Phoenix affordable apartment investor opportunities
Apartments in the metro Phoenix area—both affordable and pricey—are a hot commodity among renters and investors who are snatching up Valley apartment complexes and rental homes as demand continues to outweigh supply.
According to ABI Multifamily, investors spent $1.5 billion on Phoenix-area apartments during the 2018 second quarter, up more than 13 percent 2017.
Forecasters with the Arizona Office of Economic Opportunity expect the state to grow by 1 million people by 2027, with the majority of new residents settling in the Phoenix area. New Phoenicians will need places to live, and many will rent when they first arrive, even those who can afford to buy, while they explore neighborhoods to see which are the best fit for themselves and their families.
This projected population growth is also fueling not only tremendous apartment development, with more than 9,000 new apartments expected to complete construction in the Valley by the end of 2018, and at least 16,000 more in the planning pipeline.
But new development alone won’t meet Phoenix’s rental housing shortage, and housing officials as well as investors and developers are looking to rejuvenate the metro area’s old neighborhoods including vacant and neglected properties, aging community service buildings, relics of long-standing lack of public and private investment funds.
The housing authority’s plan is to upgrade affordable housing inventory across Maricopa County by resurrecting neglected properties in older communities and has already renovated or rebuilt more than half of its rental units in the historic Coffelt-Lamoreaux neighborhood of Phoenix, and another project underway in Tempe.
For smaller-scale investors and home flippers, as well as residents wishing to preserve homes on the National Historic Register, saving and renovating old and rundown properties and reopening them to renters is a big step toward providing affordable rentals at a time when the Valley’s rapidly rising rents and home prices are making it increasingly difficult for many to find housing they can afford.
Throughout the central Valley, older affordable apartments have been torn down and replaced with new, much more expensive units. The lack of affordable housing is reaching crisis levels as statewide, rents are increasing faster than median incomes.
For investors who aren’t prepared to buy or develop multi-million dollar rental communities, the housing authority’s projects have spurred private investment in surrounding areas. Options for refurbishing older properties and making them available at affordable prices are allowing investors to add Phoenix’s red-hot residential real estate market to their portfolios while helping to alleviate the area’s dire shortage of available affordable rentals.
In the City of Surprise, for instance, The Housing Authority of Maricopa County has plans for a new affordable housing project, Heritage at Surprise, located on the corner of Rimrock Street and Nash Avenue, where Floyd Gaines Park is now. Heritage in Surprise will offer a 2-bedroom apartment for rent at $627 monthly, slightly more than half the city’s average price of $1,168, according to RentCafé.
Heritage will offer 100 affordable units and is expected to be transformative for the Original Town Site.

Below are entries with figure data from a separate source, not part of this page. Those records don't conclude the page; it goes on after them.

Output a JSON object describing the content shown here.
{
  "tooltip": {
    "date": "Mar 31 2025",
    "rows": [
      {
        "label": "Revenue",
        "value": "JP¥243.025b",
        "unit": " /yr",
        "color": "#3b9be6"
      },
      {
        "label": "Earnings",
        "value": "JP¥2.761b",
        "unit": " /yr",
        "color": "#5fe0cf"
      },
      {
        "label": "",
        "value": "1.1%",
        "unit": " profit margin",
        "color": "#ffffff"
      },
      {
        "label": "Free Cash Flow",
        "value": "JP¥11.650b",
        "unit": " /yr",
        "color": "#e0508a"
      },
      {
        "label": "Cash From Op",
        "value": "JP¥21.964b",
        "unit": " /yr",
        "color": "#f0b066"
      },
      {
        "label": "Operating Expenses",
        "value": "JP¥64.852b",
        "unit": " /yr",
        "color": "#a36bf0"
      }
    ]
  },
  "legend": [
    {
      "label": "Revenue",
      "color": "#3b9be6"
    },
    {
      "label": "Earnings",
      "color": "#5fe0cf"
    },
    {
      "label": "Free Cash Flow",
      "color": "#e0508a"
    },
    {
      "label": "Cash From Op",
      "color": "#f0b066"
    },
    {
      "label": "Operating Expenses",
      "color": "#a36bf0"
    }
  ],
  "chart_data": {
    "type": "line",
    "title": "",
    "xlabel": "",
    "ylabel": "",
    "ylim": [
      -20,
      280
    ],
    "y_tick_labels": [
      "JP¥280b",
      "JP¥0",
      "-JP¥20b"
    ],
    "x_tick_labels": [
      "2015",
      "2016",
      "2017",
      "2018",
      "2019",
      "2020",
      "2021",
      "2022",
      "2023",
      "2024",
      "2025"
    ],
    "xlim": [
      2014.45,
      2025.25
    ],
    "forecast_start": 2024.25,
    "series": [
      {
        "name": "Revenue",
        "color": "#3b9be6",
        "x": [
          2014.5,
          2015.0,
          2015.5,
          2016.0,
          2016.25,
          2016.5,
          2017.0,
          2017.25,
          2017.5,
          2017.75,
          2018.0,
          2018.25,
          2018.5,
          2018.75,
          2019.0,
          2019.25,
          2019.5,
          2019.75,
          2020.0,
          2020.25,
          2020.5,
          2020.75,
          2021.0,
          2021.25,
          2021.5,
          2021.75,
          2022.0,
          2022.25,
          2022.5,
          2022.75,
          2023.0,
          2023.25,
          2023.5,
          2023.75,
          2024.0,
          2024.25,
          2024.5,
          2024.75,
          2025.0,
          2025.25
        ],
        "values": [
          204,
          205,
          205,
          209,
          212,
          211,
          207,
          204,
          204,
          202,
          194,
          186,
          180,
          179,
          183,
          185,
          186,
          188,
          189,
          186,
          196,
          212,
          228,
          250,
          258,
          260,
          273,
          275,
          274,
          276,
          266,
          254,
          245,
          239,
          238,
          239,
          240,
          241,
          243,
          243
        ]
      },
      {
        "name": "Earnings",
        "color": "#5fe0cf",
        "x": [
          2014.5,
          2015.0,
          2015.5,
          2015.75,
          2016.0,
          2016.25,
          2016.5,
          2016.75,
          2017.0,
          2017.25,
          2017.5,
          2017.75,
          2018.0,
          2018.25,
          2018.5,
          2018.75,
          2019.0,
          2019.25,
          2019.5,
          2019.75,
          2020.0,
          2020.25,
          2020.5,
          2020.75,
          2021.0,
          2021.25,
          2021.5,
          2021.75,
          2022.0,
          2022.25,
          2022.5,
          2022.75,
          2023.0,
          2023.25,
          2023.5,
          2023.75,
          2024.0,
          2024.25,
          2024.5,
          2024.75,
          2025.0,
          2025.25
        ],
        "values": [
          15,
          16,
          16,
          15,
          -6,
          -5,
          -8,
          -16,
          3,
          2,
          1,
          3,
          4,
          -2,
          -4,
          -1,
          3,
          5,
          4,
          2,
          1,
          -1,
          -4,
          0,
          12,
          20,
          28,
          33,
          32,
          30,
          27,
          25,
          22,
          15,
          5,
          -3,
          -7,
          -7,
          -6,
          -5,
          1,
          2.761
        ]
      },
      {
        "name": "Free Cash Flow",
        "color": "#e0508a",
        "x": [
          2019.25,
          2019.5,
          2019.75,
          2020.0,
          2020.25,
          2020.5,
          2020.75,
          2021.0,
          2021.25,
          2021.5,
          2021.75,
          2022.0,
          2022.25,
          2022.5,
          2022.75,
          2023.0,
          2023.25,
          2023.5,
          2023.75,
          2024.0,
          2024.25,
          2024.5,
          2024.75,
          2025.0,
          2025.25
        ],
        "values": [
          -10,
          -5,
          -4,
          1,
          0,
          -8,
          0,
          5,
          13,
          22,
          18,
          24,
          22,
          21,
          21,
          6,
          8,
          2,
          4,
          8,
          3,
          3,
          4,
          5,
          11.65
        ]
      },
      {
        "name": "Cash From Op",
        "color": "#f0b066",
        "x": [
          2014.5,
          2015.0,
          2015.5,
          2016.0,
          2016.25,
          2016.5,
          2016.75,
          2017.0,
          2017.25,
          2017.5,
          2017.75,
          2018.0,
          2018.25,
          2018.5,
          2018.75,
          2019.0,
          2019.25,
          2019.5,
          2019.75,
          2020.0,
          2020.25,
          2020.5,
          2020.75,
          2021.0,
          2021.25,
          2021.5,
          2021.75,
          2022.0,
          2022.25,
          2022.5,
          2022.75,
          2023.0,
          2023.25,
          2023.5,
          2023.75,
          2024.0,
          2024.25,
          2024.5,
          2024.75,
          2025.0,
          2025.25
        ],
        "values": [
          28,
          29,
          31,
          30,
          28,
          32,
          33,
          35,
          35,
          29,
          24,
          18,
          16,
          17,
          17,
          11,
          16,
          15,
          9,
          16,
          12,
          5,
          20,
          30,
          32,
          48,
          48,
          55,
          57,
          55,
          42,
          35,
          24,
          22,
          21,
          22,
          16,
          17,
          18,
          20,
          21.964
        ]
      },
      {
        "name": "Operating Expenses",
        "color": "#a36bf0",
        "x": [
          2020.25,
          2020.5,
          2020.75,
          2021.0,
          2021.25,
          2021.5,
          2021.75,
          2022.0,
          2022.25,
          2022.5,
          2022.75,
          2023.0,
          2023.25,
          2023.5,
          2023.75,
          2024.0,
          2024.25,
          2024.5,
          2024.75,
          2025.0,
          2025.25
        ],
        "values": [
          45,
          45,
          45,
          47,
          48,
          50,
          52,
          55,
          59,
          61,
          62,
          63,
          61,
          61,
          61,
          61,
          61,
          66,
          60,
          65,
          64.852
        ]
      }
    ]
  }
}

Another example is Madison Heights, an affordable housing complex on Dysart Road in Avondale. Transformed from a dreary block building with evaporative coolers to a bright, contemporary complex with air conditioning, balconies and patios, the developer constructed interior walkways and the city of Avondale added improvements including a sidewalk to the streetscape along Dysart Road.
Currently, a private developer is looking to build single-family homes on a vacant lot adjacent to the Madison Heights property. By investing in neglected areas, these areas of Phoenix expects to see private investors following suit.